Le rapporteur spécial vise plus particulièrement la politique de subventions aux cultures destinées aux biocarburants mise en place par les pays développés. "Quand on lance, aux Etats-Unis, grâce à 6 milliards de subventions, une politique de biocarburant qui draine 138 millions de tonnes de maïs hors du marché alimentaire, on jette les bases d'un crime contre l'humanité pour sa propre soif de carburant", explique-t-il dans une interview au quotidien Libération. Plus rentables parce que subventionnées, les cultures destinées à la fabrication de biocarburants tendent à remplacer les cultures alimentaires, provoquant une raréfaction de produits de base comme le maïs, et donc une augmentation des prix.
Les biocarburants sont élaborés à partir de graisses et de sucres tirés de végétaux comme le blé, le colza, le maïs ou la betterave, qui sont également cultivés pour l'alimentation. Les futures générations de biocarburants devraient utiliser des résidus – fanes ou pailles – de ces aliments, mais ils sont encore loin d'être prêts techniquement.
L'UE DIVISÉE SUR LES SUBVENTIONS AGRICOLES
Plusieurs dirigeants européens, dont le chef du gouvernement italien Romano Prodi, ont dénoncé le fait que les cultures destinées à la fabrication de biocarburants bénéficient d'aides importantes. Une position soutenue par la Grande-Bretagne, qui demande la suppression de ces subventions.
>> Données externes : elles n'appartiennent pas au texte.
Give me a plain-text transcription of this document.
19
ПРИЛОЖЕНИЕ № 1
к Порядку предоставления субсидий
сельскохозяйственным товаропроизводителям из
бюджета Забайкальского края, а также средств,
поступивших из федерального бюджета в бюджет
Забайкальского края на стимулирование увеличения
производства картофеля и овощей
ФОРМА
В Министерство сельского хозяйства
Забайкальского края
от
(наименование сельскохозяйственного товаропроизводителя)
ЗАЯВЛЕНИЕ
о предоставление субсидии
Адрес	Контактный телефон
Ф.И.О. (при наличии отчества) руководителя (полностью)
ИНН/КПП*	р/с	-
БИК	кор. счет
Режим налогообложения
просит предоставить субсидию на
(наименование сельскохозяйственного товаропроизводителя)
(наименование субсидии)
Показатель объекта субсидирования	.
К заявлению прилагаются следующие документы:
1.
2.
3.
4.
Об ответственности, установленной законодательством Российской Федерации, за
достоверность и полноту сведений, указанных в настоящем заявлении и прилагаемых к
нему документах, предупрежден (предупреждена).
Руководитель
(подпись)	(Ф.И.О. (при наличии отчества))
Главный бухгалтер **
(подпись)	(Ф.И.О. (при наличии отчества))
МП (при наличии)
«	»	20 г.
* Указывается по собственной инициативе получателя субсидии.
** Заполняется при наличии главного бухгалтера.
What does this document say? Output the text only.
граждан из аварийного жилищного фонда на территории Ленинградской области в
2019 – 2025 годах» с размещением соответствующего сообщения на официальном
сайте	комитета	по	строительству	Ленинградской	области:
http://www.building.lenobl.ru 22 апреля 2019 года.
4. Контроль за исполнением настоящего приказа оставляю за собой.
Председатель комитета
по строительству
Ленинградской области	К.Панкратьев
L'Union européenne prévoit de porter à 10 % la part de biocarburants utilisés dans les transports dans le cadre de la réduction des émissions de gaz à effet de serre. L'Agence européenne de l'environnement avait recommandé une suspension de cet objectif vendredi 11 avril ; une éventualité démentie par le Commissariat à l'environnement lundi 14.
La France, qui doit prendre la présidence de l'Union au second semestre, a d'ores et déjà annoncé qu'elle lancerait une discussion sur la place des biocarburants dans la politique agricole commune. Le ministre de l'agriculture Michel Barnier souhaite également renégocier le fonctionnement des aides au développement, dans le cadre d'une "initiative européenne pour la sécurité alimentaire". Les négociations devraient s'avérer complexes, l'Union étant notamment divisée sur le maintien de barrières douanières, contestées par l'Organisation mondiale du commerce mais défendues par plusieurs pays dont la France.